Lead attorney and others intend to leave Rod Blagojevich’s defense team for upcoming retrial
By Michael Tarm, APThursday, September 30, 2010
Lead attorney intends to leave Blagojevich defense
CHICAGO — Former Illinois Gov. Rod Blagojevich’s lead attorney is asking a judge to release him from the defense team ahead of Blagojevich’s retrial on corruption charges, according to a Thursday court filing.
Sam Adam Jr., who delivered a sometimes theatrical opening and closing at Blagojevich’s first trial, will officially ask to withdraw from the case at a Friday hearing, said another Blagojevich attorney, Sheldon Sorosky. U.S. District Judge James Zagel has the final say in whether Adam can leave.
A nearly $3 million fund Blagojevich drew on at his first trial to pay his team of more than a dozen attorneys has run dry. Now that taxpayers must foot the bill for Blagojevich’s defense, Zagel has said he’ll only allow the impeached governor to have two attorneys.
That, plus pressure on Blagojevich attorneys to represent clients in other cases, led the to the decision to try and withdraw, Sorosky said. Adam’s father, Sam Adam Sr., and attorney Michael Gillespie also will ask to leave before the January retrial, though Gillespie could serve as a paralegaal, Sorosky said.
“Everybody would like to stay, but it wasn’t possible,” Sorosky said.
Jurors in August convicted Blagojevich of lying to the FBI but were unable to agree on 23 other counts. Among the deadlocked counts he’ll be retried on is the allegation he tried to sell or trade the appointment to President Barack Obama’s former Senate seat.
If the judge agrees to let the others go, that would leave Sorosky and Aaron Goldstein as the primary attorneys.

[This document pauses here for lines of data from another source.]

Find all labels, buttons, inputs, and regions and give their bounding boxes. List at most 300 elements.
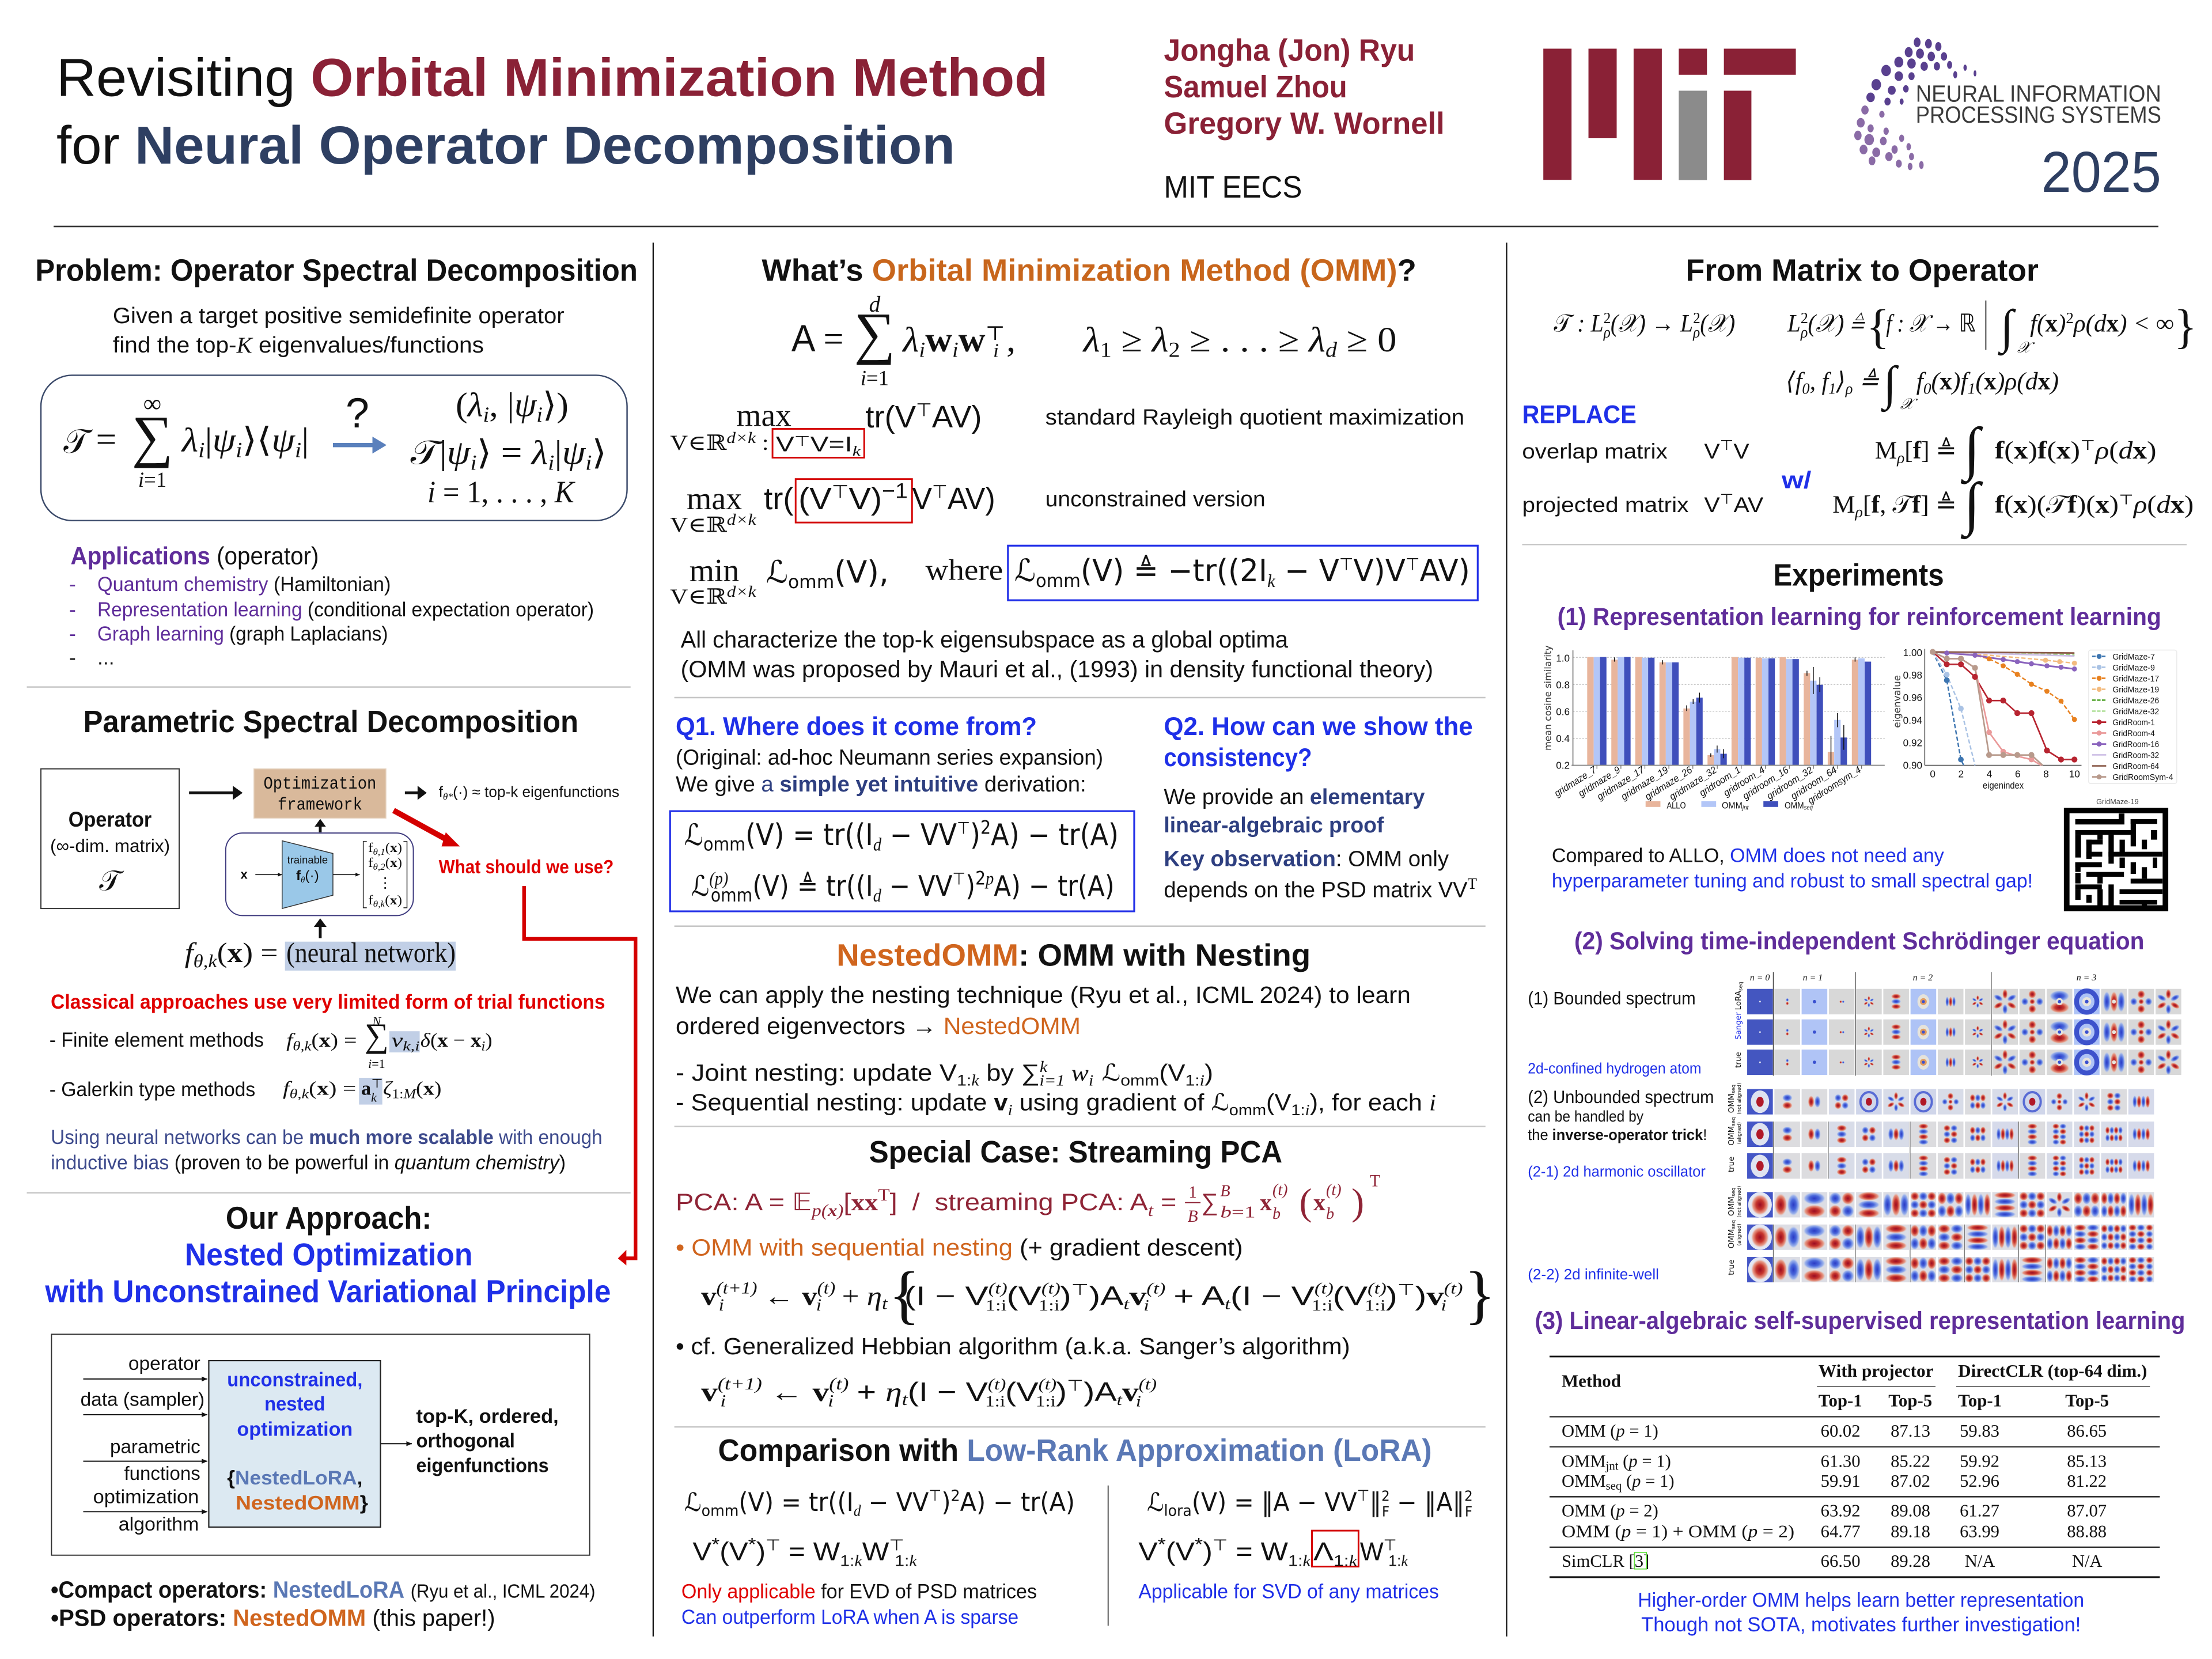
Q1 formula box: (p) bbox=[709, 869, 728, 889]
heatmap grid: infinite well bbox=[1728, 1185, 2154, 1283]
LoRA side: 1:k bbox=[1388, 1552, 1408, 1569]
OMM objective formula: ⊤ bbox=[1406, 554, 1420, 574]
line chart: eigenvalue vs eigenindex: 1.00 bbox=[1903, 647, 1922, 658]
OMM update formula: } bbox=[1464, 1259, 1495, 1331]
unconstrained formula: −1 bbox=[882, 479, 908, 502]
OMM side: (V) = tr((I bbox=[738, 1488, 854, 1517]
authors: Samuel Zhou bbox=[1164, 70, 1347, 104]
network diagram: trainable bbox=[287, 854, 328, 866]
eigendecomposition formula: w bbox=[925, 320, 952, 359]
finite element methods: f bbox=[286, 1029, 296, 1051]
eigendecomposition formula: ≥ . . . ≥ bbox=[1180, 320, 1309, 359]
OMM update formula: 1:i bbox=[986, 1297, 1006, 1314]
OMM side: 2 bbox=[951, 1487, 960, 1505]
bar chart: mean cosine similarity: 1.0 bbox=[1556, 653, 1570, 664]
operator definition: ⟨f bbox=[1786, 368, 1802, 395]
OMM objective formula: ℒ bbox=[766, 554, 789, 590]
heading: experiments: Experiments bbox=[1773, 558, 1944, 592]
line chart: eigenvalue vs eigenindex: 0.98 bbox=[1903, 669, 1922, 681]
PCA definition: x bbox=[1260, 1190, 1272, 1216]
bar chart: mean cosine similarity: gridmaze_7 bbox=[1552, 763, 1599, 799]
finite element methods bbox=[50, 1014, 493, 1071]
PCA definition: t bbox=[1148, 1202, 1154, 1220]
Q1 formula box: (V) = tr((I bbox=[745, 818, 873, 853]
OMM update formula: v bbox=[701, 1282, 717, 1311]
nesting bullets: i bbox=[1089, 1071, 1093, 1089]
LoRA side: lora bbox=[1164, 1502, 1192, 1520]
hebbian bullet: • cf. Generalized Hebbian algorithm (a.k.a. Sanger’s algorithm) bbox=[676, 1333, 1350, 1359]
schrodinger labels: (2) Unbounded spectrum bbox=[1528, 1086, 1714, 1107]
OMM objective formula: (V) ≜ −tr((2I bbox=[1081, 552, 1267, 589]
heatmap grid: hydrogen atom: Sanger bbox=[1734, 1012, 1743, 1040]
applications list: Applications (operator) bbox=[70, 543, 319, 570]
heading: Q2 bbox=[1164, 713, 1473, 772]
heatmap grid: infinite well: (not aligned) bbox=[1737, 1185, 1743, 1217]
decomposition formula box: ⟩⟨ bbox=[242, 422, 271, 459]
line chart: eigenvalue vs eigenindex: 0.92 bbox=[1903, 737, 1922, 749]
OMM update formula: v bbox=[802, 1282, 818, 1311]
hebbian formula: ) bbox=[1056, 1377, 1067, 1407]
rayleigh formula: V∈ℝ bbox=[670, 431, 718, 454]
hebbian formula: v bbox=[701, 1378, 718, 1407]
OMM update formula: ) bbox=[1415, 1281, 1426, 1310]
OMM objective formula: − V bbox=[1275, 552, 1339, 589]
results table: Top-1 bbox=[1819, 1391, 1862, 1411]
galerkin methods: k bbox=[371, 1090, 377, 1105]
galerkin methods: 1:M bbox=[392, 1087, 415, 1102]
nesting bullets: w bbox=[1065, 1060, 1089, 1086]
LoRA side: ⊤ bbox=[1384, 1536, 1397, 1554]
heatmap grid: infinite well: (aligned) bbox=[1737, 1224, 1743, 1245]
operator box bbox=[41, 769, 179, 908]
OMM side: d bbox=[854, 1502, 861, 1519]
decomposition formula box: i bbox=[295, 438, 301, 461]
LoRA side: * bbox=[1195, 1533, 1203, 1554]
OMM objective formula: V)V bbox=[1353, 552, 1406, 589]
heading: matrix to operator: From Matrix to Operator bbox=[1686, 253, 2039, 287]
results table: With projector bbox=[1819, 1361, 1934, 1381]
PCA definition: (t) bbox=[1272, 1181, 1288, 1199]
OMM update formula: i bbox=[1143, 1297, 1149, 1314]
bullets: operators: •PSD operators: NestedOMM (this paper!) bbox=[51, 1605, 495, 1631]
bar chart: mean cosine similarity: gridmaze_9 bbox=[1576, 764, 1622, 799]
flow diagram: parametric bbox=[110, 1436, 200, 1457]
schrodinger labels: can be handled by bbox=[1528, 1108, 1644, 1125]
flow diagram: algorithm bbox=[119, 1514, 199, 1535]
ALLO comparison note: Compared to ALLO, OMM does not need any bbox=[1552, 844, 1945, 866]
schrodinger labels: (2-2) 2d infinite-well bbox=[1528, 1267, 1659, 1283]
nesting bullets: omm bbox=[1229, 1101, 1266, 1119]
heatmap grid: hydrogen atom: LoRA bbox=[1734, 991, 1743, 1010]
PCA definition bbox=[676, 1172, 1380, 1226]
flow diagram: eigenfunctions bbox=[416, 1455, 549, 1477]
OMM update formula: (t+1) bbox=[717, 1279, 757, 1298]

Sorosky is a Blagojevich family friend who appeared with him in court the day agents arrested the then-governor in 2008. The younger Goldstein cross-examined several key prosecution witnesses during the first trial.
In Thursday’s filing, Adam Jr. and Adam Sr. said they could continue to advise Blagojevich and assist with trial strategy. Both attorneys, the filing said, “remain constant in their advocacy of former Gov. Blagojevich’s innocence.”
A later statement from Blagojevich spokesman Glenn Selig also pointed to money as the main reason for their departures.
“Financial realities make it impossible for the Adams to continue as lead attorneys,” Selig said.
A message seeking comment was left at the Adams’ law office.
Adam Jr., 38, made his name at Chicago’s gritty Criminal Courts Building, where his closing arguments once helped acquit R&B singer R. Kelly on child pornography charges. In the more staid federal court, his theatrics sharply contrasted prosecutors cool, just-the-facts style.
During Blagojevich’s trial, he explained his objective is to both tell a story and put on a show — as a way to win jurors over. But he often clashed with the stern Zagel, who once threatened to hold Adam in contempt.